Québec est livrée à elle-même, les Canadiens affluent pour défendre la place. Montcalm profite de la situation de la ville. En effet, celle-ci est sur une hauteur, ce qui facilite sa défense. Il ordonne d'ériger une ligne de retranchements avec des casemates et des mini-places fortes le long du fleuve Saint-Laurent. Il garnit les redoutes avec ses canons et ses 13 000 hommes.
Le 26 mai, il lance des brûlots contre la flotte anglaise. Rien n'y fait. Il ne peut déserrer l'étreinte.

Les premiers boulets anglais commencent à tomber sur Québec. Wolfe lance alors sa première attaque. Les habits rouges enlèvent les premières redoutes mais buttent contre les défenses françaises en voulant gravir la pente. C'est un échec. Wolfe décide alors de bombarder sans temps mort la ville. Il va y instaurer une terreur permanente. Cela dure jusqu'en août. Montaclm se sachant en infériorité évite pendant plus de trois mois la bataille décisive que veut tant le général anglais.
Le 10 septembre 1759, les Anglais découvrent un passage dans les lignes françaises. Certes étroit mais assez grand pour semer la panique parmi les défenseurs. C'est un simple sentier à peine à 3 kilomètres de la ville de Québec, ce sentier débouche sur une plaine qui domine la ville. Pendant la nuit du 13 septembre, des barges déposent environ 5 000 hommes avec deux canons. Montcalm décide d'affronter les Anglais avant qu'ils n'arrivent sur le plateau. Mais les troupes françaises attaquent dans le plus grand désordre, la mitraille anglaise à vite raison des assauts Français. Wolfe prends alors l'avantage et lance ses habits rouges à la charge, baïonnettes en avant !!!
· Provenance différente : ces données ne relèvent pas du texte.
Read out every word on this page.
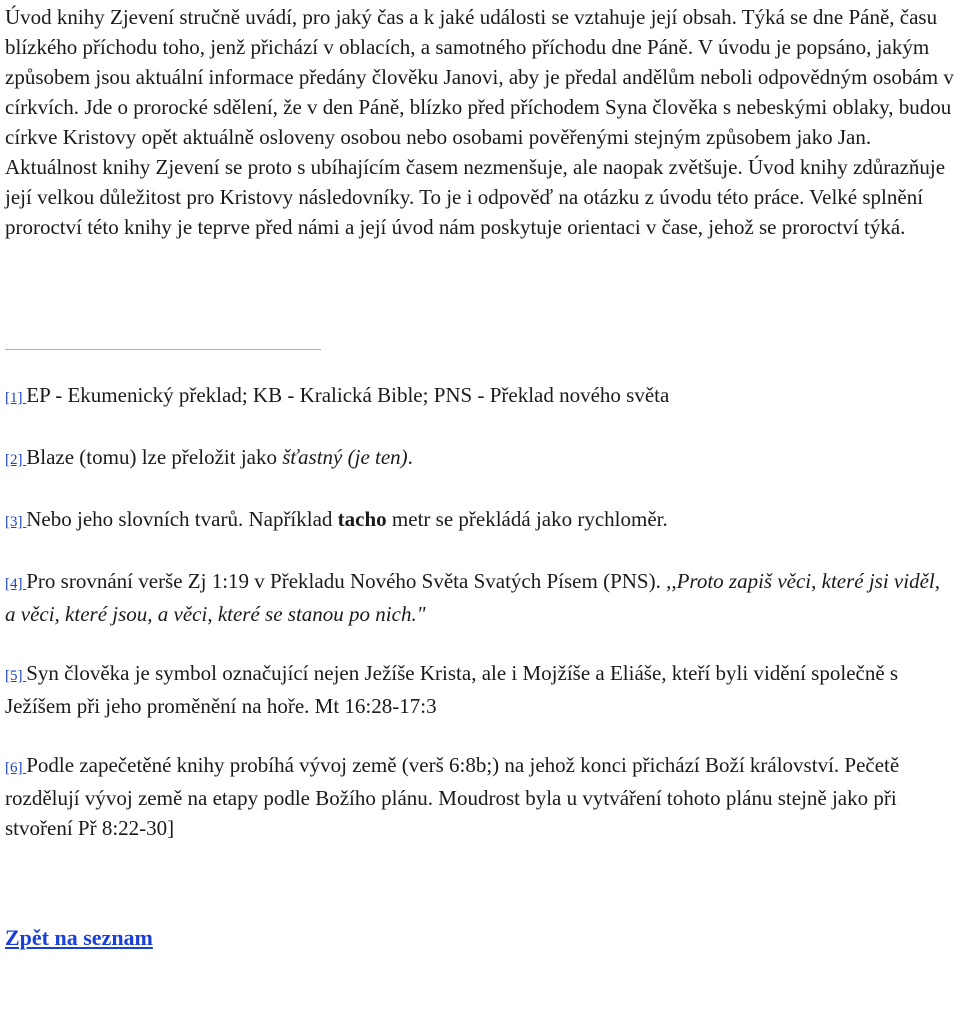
Úvod knihy Zjevení stručně uvádí, pro jaký čas a k jaké události se vztahuje její obsah. Týká se dne Páně, času blízkého příchodu toho, jenž přichází v oblacích, a samotného příchodu dne Páně. V úvodu je popsáno, jakým způsobem jsou aktuální informace předány člověku Janovi, aby je předal andělům neboli odpovědným osobám v církvích. Jde o prorocké sdělení, že v den Páně, blízko před příchodem Syna člověka s nebeskými oblaky, budou církve Kristovy opět aktuálně osloveny osobou nebo osobami pověřenými stejným způsobem jako Jan. Aktuálnost knihy Zjevení se proto s ubíhajícím časem nezmenšuje, ale naopak zvětšuje. Úvod knihy zdůrazňuje její velkou důležitost pro Kristovy následovníky. To je i odpověď na otázku z úvodu této práce. Velké splnění proroctví této knihy je teprve před námi a její úvod nám poskytuje orientaci v čase, jehož se proroctví týká.

[1] EP - Ekumenický překlad; KB - Kralická Bible; PNS - Překlad nového světa

[2] Blaze (tomu) lze přeložit jako šťastný (je ten).

[3] Nebo jeho slovních tvarů. Například tacho metr se překládá jako rychloměr.

[4] Pro srovnání verše Zj 1:19 v Překladu Nového Světa Svatých Písem (PNS). ,,Proto zapiš věci, které jsi viděl, a věci, které jsou, a věci, které se stanou po nich."

[5] Syn člověka je symbol označující nejen Ježíše Krista, ale i Mojžíše a Eliáše, kteří byli vidění společně s Ježíšem při jeho proměnění na hoře. Mt 16:28-17:3

[6] Podle zapečetěné knihy probíhá vývoj země (verš 6:8b;) na jehož konci přichází Boží království. Pečetě rozdělují vývoj země na etapy podle Božího plánu. Moudrost byla u vytváření tohoto plánu stejně jako při stvoření Př 8:22-30]

Zpět na seznam
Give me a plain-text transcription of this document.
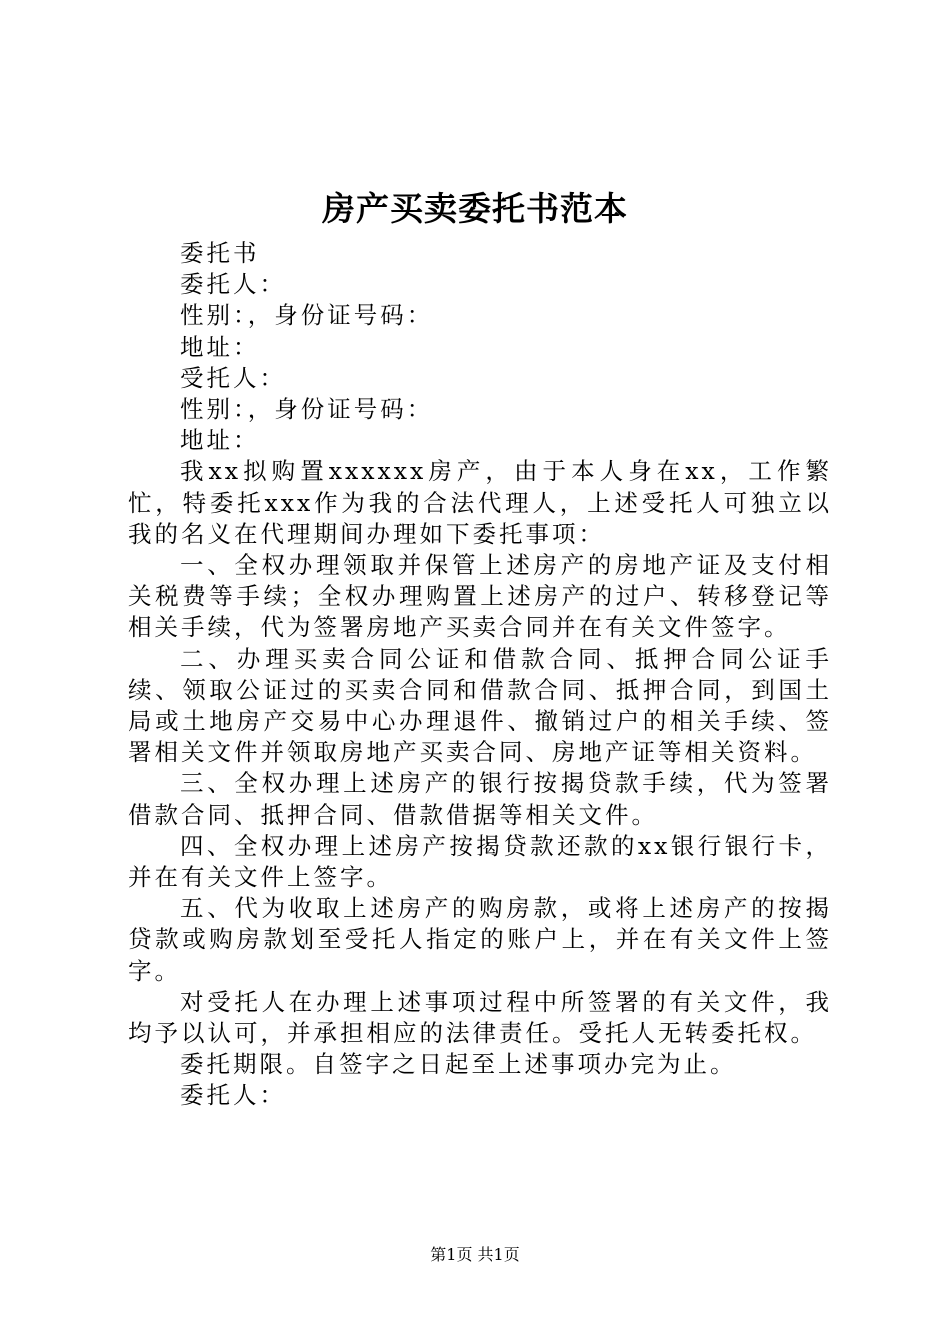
房产买卖委托书范本

委托书

委托人：

性别：，身份证号码：

地址：

受托人：

性别：，身份证号码：

地址：

我xx拟购置xxxxxx房产，由于本人身在xx，工作繁忙，特委托xxx作为我的合法代理人，上述受托人可独立以我的名义在代理期间办理如下委托事项：

一、全权办理领取并保管上述房产的房地产证及支付相关税费等手续；全权办理购置上述房产的过户、转移登记等相关手续，代为签署房地产买卖合同并在有关文件签字。

二、办理买卖合同公证和借款合同、抵押合同公证手续、领取公证过的买卖合同和借款合同、抵押合同，到国土局或土地房产交易中心办理退件、撤销过户的相关手续、签署相关文件并领取房地产买卖合同、房地产证等相关资料。

三、全权办理上述房产的银行按揭贷款手续，代为签署借款合同、抵押合同、借款借据等相关文件。

四、全权办理上述房产按揭贷款还款的xx银行银行卡，并在有关文件上签字。

五、代为收取上述房产的购房款，或将上述房产的按揭贷款或购房款划至受托人指定的账户上，并在有关文件上签字。

对受托人在办理上述事项过程中所签署的有关文件，我均予以认可，并承担相应的法律责任。受托人无转委托权。

委托期限。自签字之日起至上述事项办完为止。

委托人：

第1页 共1页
Les Français sont en déroute, ils fuient vers la ville. Wolfe a été blessé, mortellement. Montcalm qui, lui aussi, a été touché mourra deux jours plus tard. Les anglais se lancent à la poursuite des fuyards et enfoncent les points de résistances les uns aprés les autres. La panique a gagné les rangs français. Ramezay, le nouveau commandant de la place, a reçu de Vaudreuil l'ordre de hisser le drapeau blanc. Les bombardements continuent et la ville a encore quelques 2 000 hommes en garnison plus 4 000 personnes y vivant, où s'y terrant, au choix. Le 17 septembre Ramezay cède, plus aux supplications des hommes et femmes de Québec qu'à l'ordre du gouverneur. Il transmet des propositions de capitulation aux anglais. Le commandement anglais est surpris et accepte avec plaisir cette reddition. En effet, les Anglais n'avaient pas encore dressé une seule batterie. Le 18 septembre Québec capitule officiellement. Les Anglais sont possesseurs de la ville. Les Français se regroupent sur Montréal qui tombera un an plus tard.

C'est la fin de la Nouvelle-France. Le 10 février 1763, la traité de Paris décide de la cession par la France à l'Angleterre de l'Acadie, du Canada, de Terre-Neuve et de Cap-Breton ainsi que toute la contrée qui s'étire sur la rive gauche du Mississipi.